Symantec Corp (SYMC) Disappoints Estimates

Earnings: Q1 profits of $.20 per share vs. $.35 per share consensus and a net loss of $.09 per share in Q1 last year. Profits missed big relative to lofty analyst expectations, but more than doubled last year’s net income in the same quarter. On a non-GAAP basis, Q1 earnings were $.35 per share

Revenue: Increased 2% Year-over-Year at $1.43 Billion vs. $1.47 Billion consensus, missing analyst sales estimates.

Comment: Shares of Symantec (SYMC) are trading down over 6.75% following the company’s earnings release after-the-bell, trading at $13.68 per share, compared to today’s closing price of $14.67 per share.
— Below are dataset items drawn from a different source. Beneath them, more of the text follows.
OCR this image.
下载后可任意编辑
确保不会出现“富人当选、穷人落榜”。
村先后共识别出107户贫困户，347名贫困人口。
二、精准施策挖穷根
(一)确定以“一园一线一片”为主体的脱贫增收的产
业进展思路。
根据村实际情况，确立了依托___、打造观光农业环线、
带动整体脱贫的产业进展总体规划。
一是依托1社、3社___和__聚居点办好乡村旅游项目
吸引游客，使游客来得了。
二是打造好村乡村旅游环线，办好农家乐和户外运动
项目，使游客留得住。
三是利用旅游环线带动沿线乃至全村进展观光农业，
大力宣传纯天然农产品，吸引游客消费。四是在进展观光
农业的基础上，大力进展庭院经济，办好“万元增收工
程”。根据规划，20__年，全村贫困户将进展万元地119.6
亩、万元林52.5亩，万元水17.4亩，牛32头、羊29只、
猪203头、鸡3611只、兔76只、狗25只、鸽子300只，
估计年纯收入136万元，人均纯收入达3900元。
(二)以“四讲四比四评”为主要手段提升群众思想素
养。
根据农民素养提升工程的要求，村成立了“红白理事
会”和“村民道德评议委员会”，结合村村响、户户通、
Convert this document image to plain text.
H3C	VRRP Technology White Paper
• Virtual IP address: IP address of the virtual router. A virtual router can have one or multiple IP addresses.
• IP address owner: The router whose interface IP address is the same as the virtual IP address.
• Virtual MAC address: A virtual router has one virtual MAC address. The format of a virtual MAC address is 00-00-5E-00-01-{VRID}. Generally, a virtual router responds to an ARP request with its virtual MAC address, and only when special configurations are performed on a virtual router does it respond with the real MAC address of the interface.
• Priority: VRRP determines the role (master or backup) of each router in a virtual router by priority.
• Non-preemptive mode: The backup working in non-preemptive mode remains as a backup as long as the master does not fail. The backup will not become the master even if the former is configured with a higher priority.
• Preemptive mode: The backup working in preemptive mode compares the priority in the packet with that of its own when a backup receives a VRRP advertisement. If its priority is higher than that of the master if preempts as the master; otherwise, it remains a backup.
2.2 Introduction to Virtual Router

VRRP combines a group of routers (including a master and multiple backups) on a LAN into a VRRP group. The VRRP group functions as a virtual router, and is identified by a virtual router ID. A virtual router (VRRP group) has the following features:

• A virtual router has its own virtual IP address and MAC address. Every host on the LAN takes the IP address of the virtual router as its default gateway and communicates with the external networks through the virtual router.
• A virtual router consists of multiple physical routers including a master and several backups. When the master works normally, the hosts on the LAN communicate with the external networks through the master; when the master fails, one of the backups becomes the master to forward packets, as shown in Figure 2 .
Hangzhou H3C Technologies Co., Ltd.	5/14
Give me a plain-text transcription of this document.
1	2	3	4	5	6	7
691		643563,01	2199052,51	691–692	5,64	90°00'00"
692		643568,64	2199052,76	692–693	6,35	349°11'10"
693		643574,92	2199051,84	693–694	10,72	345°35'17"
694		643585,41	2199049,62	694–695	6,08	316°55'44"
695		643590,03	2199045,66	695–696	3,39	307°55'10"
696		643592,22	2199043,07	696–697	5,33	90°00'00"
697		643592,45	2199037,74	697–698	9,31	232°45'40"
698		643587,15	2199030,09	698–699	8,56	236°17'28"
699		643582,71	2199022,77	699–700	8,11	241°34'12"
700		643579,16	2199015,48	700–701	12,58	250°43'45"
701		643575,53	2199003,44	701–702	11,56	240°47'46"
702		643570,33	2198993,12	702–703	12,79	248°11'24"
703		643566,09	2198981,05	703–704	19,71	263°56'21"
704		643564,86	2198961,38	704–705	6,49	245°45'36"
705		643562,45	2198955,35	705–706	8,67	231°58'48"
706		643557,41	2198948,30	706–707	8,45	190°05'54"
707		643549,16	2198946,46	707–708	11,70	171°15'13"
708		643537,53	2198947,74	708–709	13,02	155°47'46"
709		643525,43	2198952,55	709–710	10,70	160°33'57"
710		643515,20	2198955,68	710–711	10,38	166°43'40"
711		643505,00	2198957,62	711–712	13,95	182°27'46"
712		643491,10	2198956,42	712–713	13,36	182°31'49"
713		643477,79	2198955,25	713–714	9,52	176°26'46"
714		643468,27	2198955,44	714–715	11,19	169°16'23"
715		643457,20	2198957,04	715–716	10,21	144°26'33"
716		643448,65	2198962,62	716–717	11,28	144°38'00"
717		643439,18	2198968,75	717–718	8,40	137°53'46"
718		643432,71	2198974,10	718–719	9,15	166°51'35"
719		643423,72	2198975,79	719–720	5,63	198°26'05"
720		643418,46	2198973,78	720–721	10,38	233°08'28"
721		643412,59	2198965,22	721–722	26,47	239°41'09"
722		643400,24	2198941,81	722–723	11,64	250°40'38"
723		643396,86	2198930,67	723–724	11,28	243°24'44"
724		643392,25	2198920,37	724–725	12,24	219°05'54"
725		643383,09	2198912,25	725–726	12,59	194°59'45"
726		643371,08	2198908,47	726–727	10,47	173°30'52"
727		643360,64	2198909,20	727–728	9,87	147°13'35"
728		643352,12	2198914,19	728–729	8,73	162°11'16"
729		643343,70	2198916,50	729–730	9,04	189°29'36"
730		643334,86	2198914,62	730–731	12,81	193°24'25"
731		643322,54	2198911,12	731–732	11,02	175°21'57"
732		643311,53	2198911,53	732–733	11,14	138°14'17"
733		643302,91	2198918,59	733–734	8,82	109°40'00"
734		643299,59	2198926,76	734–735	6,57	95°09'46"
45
In the chart above, Symantec (SYMC) shares were trading above its 50-day price moving average at the closing bell today. However, due to the major disappointment after-the-bell, shares are trading below both crucial price moving averages, the 50-day and 200-day. The share price is now testing a prior 52-week low for the year hit at the end of June and beginning of July. RBC Capital Markets recently downgraded Symantec shares due to the growing concern over how software security will play out in an emerging iPad environment, where Hewlett-Packard (HPQ) and Dell (DELL) will be participating in the action soon. Also, speculative signs are showing on the Hewlett-Packard deal and whether competitor McAfee (MFE) will snatch away some of their business there soon too.

With major uncertainty growing and the rise of competitive threats to Symantec’s primary business, I would be looking elsewhere for a near-term investment that helps you sleep easy each night. Others who seek risk, you may see the triple-bottom rally about to technically take effect so stay tuned to Symantec stock for the future result.

Disclosure: No positions in the stocks mentioned.